Thread: OSS database needed for testing

OSS database needed for testing

From
Josh Berkus
Date:
Folks,

Please pardon the cross-posting.

A small group of us on the Performance list were discussing the first steps
toward constructing a comprehensive Postgresql installation benchmarking
tool, mostly to compare different operating systems and file systemsm but
later to be used as a foundation for a tuning wizard.

To do this, we need one or more real (not randomly generated*) medium-large
database which is or can be BSD-licensed (data AND schema).   This database
must have:

1) At least one "main" table with 12+ columns and 100,000+ rows (each).
2) At least 10-12 additional tables of assorted sizes, at least half of which
should have Foriegn Key relationships to the main table(s) or each other.
3) At least one large text or varchar field among the various tables.

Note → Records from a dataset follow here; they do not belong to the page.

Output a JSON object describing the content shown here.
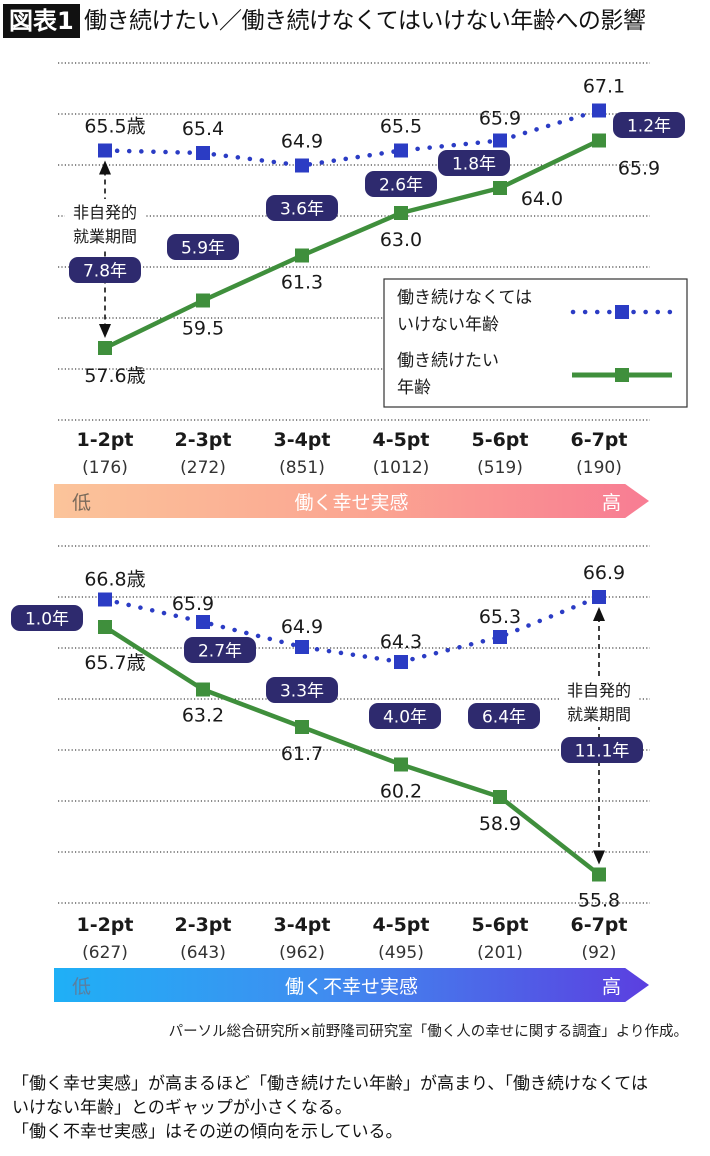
{
  "title": {
    "badge": "図表1",
    "text": "働き続けたい／働き続けなくてはいけない年齢への影響"
  },
  "colors": {
    "must_work_series": "#2b3cc4",
    "want_work_series": "#3f8f3c",
    "gap_bubble": "#2e2a6e",
    "gridline": "#444444"
  },
  "chart_data": [
    {
      "type": "line",
      "title": "働く幸せ実感",
      "categories": [
        "1-2pt",
        "2-3pt",
        "3-4pt",
        "4-5pt",
        "5-6pt",
        "6-7pt"
      ],
      "sample_sizes": [
        "(176)",
        "(272)",
        "(851)",
        "(1012)",
        "(519)",
        "(190)"
      ],
      "series": [
        {
          "name": "働き続けなくてはいけない年齢",
          "style": "dotted-square",
          "values": [
            65.5,
            65.4,
            64.9,
            65.5,
            65.9,
            67.1
          ],
          "labels": [
            "65.5歳",
            "65.4",
            "64.9",
            "65.5",
            "65.9",
            "67.1"
          ]
        },
        {
          "name": "働き続けたい年齢",
          "style": "solid-square",
          "values": [
            57.6,
            59.5,
            61.3,
            63.0,
            64.0,
            65.9
          ],
          "labels": [
            "57.6歳",
            "59.5",
            "61.3",
            "63.0",
            "64.0",
            "65.9"
          ]
        }
      ],
      "gaps": [
        "7.8年",
        "5.9年",
        "3.6年",
        "2.6年",
        "1.8年",
        "1.2年"
      ],
      "annotation": {
        "text_line1": "非自発的",
        "text_line2": "就業期間",
        "category": "1-2pt"
      },
      "axis_bar": {
        "low": "低",
        "label": "働く幸せ実感",
        "high": "高"
      },
      "ylim": [
        55,
        69
      ],
      "grid": true,
      "legend": {
        "placement": "right-middle",
        "items": [
          {
            "line1": "働き続けなくては",
            "line2": "いけない年齢"
          },
          {
            "line1": "働き続けたい",
            "line2": "年齢"
          }
        ]
      }
    },
    {
      "type": "line",
      "title": "働く不幸せ実感",
      "categories": [
        "1-2pt",
        "2-3pt",
        "3-4pt",
        "4-5pt",
        "5-6pt",
        "6-7pt"
      ],
      "sample_sizes": [
        "(627)",
        "(643)",
        "(962)",
        "(495)",
        "(201)",
        "(92)"
      ],
      "series": [
        {
          "name": "働き続けなくてはいけない年齢",
          "style": "dotted-square",
          "values": [
            66.8,
            65.9,
            64.9,
            64.3,
            65.3,
            66.9
          ],
          "labels": [
            "66.8歳",
            "65.9",
            "64.9",
            "64.3",
            "65.3",
            "66.9"
          ]
        },
        {
          "name": "働き続けたい年齢",
          "style": "solid-square",
          "values": [
            65.7,
            63.2,
            61.7,
            60.2,
            58.9,
            55.8
          ],
          "labels": [
            "65.7歳",
            "63.2",
            "61.7",
            "60.2",
            "58.9",
            "55.8"
          ]
        }
      ],
      "gaps": [
        "1.0年",
        "2.7年",
        "3.3年",
        "4.0年",
        "6.4年",
        "11.1年"
      ],
      "annotation": {
        "text_line1": "非自発的",
        "text_line2": "就業期間",
        "category": "6-7pt"
      },
      "axis_bar": {
        "low": "低",
        "label": "働く不幸せ実感",
        "high": "高"
      },
      "ylim": [
        54.8,
        68.9
      ],
      "grid": true
    }
  ],
  "source": "パーソル総合研究所×前野隆司研究室「働く人の幸せに関する調査」より作成。",
  "note": [
    "「働く幸せ実感」が高まるほど「働き続けたい年齢」が高まり、「働き続けなくては",
    " いけない年齢」とのギャップが小さくなる。",
    "「働く不幸せ実感」はその逆の傾向を示している。"
  ]
}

In addition, the following items would be helpful, but are not required:
4) Views, triggers, and functions built on the database
5) A query log of database activity to give us sample queries to work with.
6) Some complex data types, such as geometric, network, and/or custom data
types.

Thanks for any leads you can give me!

(* To forestall knee-jerk responses:  Randomly generated data does not look or
perform the same as real data in my professional opinion, and I'm the one
writing the test scripts.)

--
-Josh Berkus
 Aglio Database Solutions
 San Francisco


Re: [HACKERS] OSS database needed for testing

From
pgsql@mohawksoft.com
Date:
I don't know that it meets your criteria, but.....

I have a set of scripts and a program that will load the US Census TigerUA
database into PostgreSQL. The thing is absolutely freak'n huge. I forget
which, but it is either 30g or 60g of data excluding indexes.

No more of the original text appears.